Heavy-fermion superconductor

CeCoIn_{5} ("Cerium-Cobalt-Indium 5") is a heavy-fermion superconductor with a layered crystal structure, with somewhat two-dimensional electronic transport properties. The critical temperature of 2.3 K is the highest among all of the Ce-based heavy-fermion superconductors.

== Material system ==
CeCoIn_{5} is a member of a rich family of heavy-fermion compounds. CeIn_{3} is heavy-fermion metal with cubic crystal structure that orders antiferromagnetically below 10K. With applying external pressure, antiferromagnetism in CeIn_{3} is continuously suppressed, and a superconducting dome emerges in the phase diagram near the antiferromagnetic quantum critical point. CeCoIn_{5} has a tetragonal crystal structure, and the unit cell of CeCoIn_{5} can be considered as 'CeIn_{3} with an additional CoIn_{2} layer per unit cell'.
Closely related to CeCoIn_{5} is the heavy-fermion material CeRhIn_{5}, which has the same crystal structure and which orders antiferromagnetically below 4K, but does not become superconducting at ambient pressure. At high pressure CeRhIn_{5} becomes superconducting with a maximum T_{c} slightly above 2 K at a pressure around 2 GPa, and at the same pressure the Fermi surface of CeRhIn_{5} changes suggesting so-called local quantum criticality.
Also the compound PuCoGa_{5}, which is a superconductor with T_{c} approximately 18.5 K and which can be considered an intermediate between heavy-fermion and cuprate superconductors, has the same crystal structure.

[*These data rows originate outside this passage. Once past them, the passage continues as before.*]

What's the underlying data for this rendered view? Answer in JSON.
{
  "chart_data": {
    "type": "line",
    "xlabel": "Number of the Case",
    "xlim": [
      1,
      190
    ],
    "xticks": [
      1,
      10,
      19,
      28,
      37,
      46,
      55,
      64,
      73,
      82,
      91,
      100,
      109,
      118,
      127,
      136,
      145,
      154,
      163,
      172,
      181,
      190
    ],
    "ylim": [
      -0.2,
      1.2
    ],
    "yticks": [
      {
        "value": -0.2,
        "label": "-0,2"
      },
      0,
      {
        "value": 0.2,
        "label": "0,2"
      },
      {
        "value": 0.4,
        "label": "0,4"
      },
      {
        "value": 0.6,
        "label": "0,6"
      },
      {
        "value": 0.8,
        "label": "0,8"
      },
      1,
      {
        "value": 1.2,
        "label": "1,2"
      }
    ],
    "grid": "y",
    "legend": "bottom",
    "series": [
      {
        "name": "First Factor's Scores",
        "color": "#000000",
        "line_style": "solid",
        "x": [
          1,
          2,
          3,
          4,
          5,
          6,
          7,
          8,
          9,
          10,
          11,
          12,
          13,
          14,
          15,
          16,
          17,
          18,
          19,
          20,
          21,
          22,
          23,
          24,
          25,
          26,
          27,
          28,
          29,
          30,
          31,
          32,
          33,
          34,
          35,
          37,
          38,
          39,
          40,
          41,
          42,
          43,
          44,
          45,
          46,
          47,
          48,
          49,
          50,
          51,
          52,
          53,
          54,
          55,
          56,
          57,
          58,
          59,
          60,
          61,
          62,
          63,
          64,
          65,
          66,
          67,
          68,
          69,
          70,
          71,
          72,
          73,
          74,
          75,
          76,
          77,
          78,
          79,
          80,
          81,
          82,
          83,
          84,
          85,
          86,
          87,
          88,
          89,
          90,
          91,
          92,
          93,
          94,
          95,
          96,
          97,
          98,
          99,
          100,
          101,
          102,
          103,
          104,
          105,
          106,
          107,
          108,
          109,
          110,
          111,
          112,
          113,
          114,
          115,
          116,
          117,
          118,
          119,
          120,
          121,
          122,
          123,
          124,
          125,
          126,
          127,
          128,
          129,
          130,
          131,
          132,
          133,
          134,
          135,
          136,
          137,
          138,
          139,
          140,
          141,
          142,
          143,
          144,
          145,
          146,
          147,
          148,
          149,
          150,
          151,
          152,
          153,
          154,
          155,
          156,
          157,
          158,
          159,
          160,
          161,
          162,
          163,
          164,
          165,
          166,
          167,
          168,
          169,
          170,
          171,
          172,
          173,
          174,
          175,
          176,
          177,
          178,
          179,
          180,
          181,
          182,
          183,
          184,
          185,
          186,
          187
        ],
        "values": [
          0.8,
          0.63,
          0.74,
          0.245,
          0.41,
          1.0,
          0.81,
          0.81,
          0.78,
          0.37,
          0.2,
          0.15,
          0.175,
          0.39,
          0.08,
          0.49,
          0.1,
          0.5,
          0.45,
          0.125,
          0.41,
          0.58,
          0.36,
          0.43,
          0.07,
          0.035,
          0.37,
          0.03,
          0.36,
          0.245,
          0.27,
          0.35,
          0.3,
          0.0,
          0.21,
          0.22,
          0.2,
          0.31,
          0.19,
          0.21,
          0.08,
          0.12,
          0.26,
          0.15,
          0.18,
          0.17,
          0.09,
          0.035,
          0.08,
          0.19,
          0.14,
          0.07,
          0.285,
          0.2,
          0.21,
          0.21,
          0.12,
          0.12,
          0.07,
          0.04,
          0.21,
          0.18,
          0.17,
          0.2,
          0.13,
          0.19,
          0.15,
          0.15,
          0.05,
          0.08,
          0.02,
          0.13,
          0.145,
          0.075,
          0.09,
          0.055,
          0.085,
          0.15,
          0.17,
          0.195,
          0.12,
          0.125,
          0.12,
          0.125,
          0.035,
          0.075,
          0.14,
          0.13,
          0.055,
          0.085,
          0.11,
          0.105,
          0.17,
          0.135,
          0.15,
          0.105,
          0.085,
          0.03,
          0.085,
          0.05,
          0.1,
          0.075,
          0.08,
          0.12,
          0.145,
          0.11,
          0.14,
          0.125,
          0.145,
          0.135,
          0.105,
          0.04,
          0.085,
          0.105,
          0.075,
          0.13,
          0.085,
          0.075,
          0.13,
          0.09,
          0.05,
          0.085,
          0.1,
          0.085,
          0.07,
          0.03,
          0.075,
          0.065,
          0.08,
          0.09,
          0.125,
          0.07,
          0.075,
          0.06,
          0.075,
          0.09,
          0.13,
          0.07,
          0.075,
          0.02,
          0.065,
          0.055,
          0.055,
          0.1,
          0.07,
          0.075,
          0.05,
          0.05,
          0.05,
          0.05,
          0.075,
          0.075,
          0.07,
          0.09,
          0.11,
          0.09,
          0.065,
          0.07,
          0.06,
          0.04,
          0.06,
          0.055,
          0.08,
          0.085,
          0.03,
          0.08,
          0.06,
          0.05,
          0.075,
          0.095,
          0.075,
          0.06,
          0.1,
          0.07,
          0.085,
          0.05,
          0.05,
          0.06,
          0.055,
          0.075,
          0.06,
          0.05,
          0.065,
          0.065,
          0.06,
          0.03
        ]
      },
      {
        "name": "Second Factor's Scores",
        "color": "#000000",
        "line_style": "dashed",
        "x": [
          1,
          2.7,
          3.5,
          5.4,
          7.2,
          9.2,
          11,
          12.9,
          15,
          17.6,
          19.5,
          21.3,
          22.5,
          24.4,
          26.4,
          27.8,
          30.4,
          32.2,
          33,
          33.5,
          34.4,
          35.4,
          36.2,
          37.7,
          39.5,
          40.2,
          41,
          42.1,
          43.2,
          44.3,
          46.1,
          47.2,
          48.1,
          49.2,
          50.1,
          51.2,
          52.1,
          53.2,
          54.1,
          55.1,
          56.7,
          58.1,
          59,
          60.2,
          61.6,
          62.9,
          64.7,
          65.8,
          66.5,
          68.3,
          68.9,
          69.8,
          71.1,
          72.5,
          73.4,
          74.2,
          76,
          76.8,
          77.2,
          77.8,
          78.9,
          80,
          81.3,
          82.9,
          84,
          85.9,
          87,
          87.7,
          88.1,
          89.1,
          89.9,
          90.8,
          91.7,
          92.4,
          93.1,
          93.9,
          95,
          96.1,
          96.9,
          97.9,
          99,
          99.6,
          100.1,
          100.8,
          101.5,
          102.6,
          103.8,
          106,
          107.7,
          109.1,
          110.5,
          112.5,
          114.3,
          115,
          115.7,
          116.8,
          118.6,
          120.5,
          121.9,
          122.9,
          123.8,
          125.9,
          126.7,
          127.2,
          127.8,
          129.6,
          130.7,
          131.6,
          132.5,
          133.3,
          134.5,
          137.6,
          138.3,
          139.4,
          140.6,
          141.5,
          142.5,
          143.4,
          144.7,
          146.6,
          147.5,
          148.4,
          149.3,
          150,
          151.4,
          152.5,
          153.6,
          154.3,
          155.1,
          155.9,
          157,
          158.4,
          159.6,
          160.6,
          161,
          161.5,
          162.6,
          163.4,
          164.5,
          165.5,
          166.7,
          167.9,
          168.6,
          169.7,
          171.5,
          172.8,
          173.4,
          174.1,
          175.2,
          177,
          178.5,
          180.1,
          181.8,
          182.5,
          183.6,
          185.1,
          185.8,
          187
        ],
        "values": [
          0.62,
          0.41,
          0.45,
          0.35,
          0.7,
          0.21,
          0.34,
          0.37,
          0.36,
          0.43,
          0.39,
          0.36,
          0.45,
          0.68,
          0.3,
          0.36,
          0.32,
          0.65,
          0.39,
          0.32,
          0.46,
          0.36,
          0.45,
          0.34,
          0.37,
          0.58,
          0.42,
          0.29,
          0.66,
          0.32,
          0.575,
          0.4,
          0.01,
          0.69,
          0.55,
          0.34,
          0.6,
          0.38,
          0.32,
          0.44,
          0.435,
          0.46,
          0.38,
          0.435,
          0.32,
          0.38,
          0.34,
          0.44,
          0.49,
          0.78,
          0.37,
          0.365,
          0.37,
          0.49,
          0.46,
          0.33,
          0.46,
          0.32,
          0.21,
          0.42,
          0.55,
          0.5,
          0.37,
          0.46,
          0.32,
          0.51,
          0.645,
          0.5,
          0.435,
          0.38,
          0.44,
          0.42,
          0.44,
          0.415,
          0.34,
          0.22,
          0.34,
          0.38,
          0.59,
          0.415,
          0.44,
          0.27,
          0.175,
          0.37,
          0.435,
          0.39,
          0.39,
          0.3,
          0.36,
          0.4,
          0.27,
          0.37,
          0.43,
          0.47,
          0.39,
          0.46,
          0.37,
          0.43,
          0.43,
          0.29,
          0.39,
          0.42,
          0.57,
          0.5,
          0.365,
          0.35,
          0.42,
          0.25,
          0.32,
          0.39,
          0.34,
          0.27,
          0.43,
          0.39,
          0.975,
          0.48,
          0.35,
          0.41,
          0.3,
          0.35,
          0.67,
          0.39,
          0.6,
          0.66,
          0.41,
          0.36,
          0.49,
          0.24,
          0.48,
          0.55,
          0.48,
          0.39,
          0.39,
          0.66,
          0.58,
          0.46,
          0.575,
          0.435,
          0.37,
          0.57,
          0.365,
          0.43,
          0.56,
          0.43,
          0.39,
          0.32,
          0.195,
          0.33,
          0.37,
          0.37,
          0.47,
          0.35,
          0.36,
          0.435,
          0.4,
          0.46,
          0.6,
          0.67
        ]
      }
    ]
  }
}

Growth of single-crystalline CeCoIn_{5} has been very successful soon after the discovery of the material, and large single crystals of CeCoIn_{5}, such as required for inelastic neutron scattering, have been prepared. (In contrast to some other heavy-fermion compounds where single-crystal growth is more challenging.)

== Superconducting properties ==
The upper critical magnetic field H_{c2} of the superconducting state of CeCoIn_{5} is anisotropic, in accordance with the crystal structure and other physical properties. For magnetic fields applied along the [100] direction, H_{c2} amounts to approximately 11.6 T, and H_{c2} for fields along the [001] directions to 4.95 T.

The superconducting order parameter has d-wave symmetry, as established by several experiments, such as scanning tunneling microscopy (STM) and spectroscopy (STS).

Detailed studies close to the critical field have been performed on CeCoIn_{5}, and indications were found that certain regimes in the phase diagram of this material should be interpreted in terms of the Fulde–Ferrell–Larkin–Ovchinnikov (FFLO) phase.
Subsequently, the neutron-diffraction experiments showed that this regime features a more complex phase that also exhibits incommensurate antiferromagnetic order, a so-called 'Q phase'.

Evidence for a delocalization quantum phase transition without symmetry breaking is presented.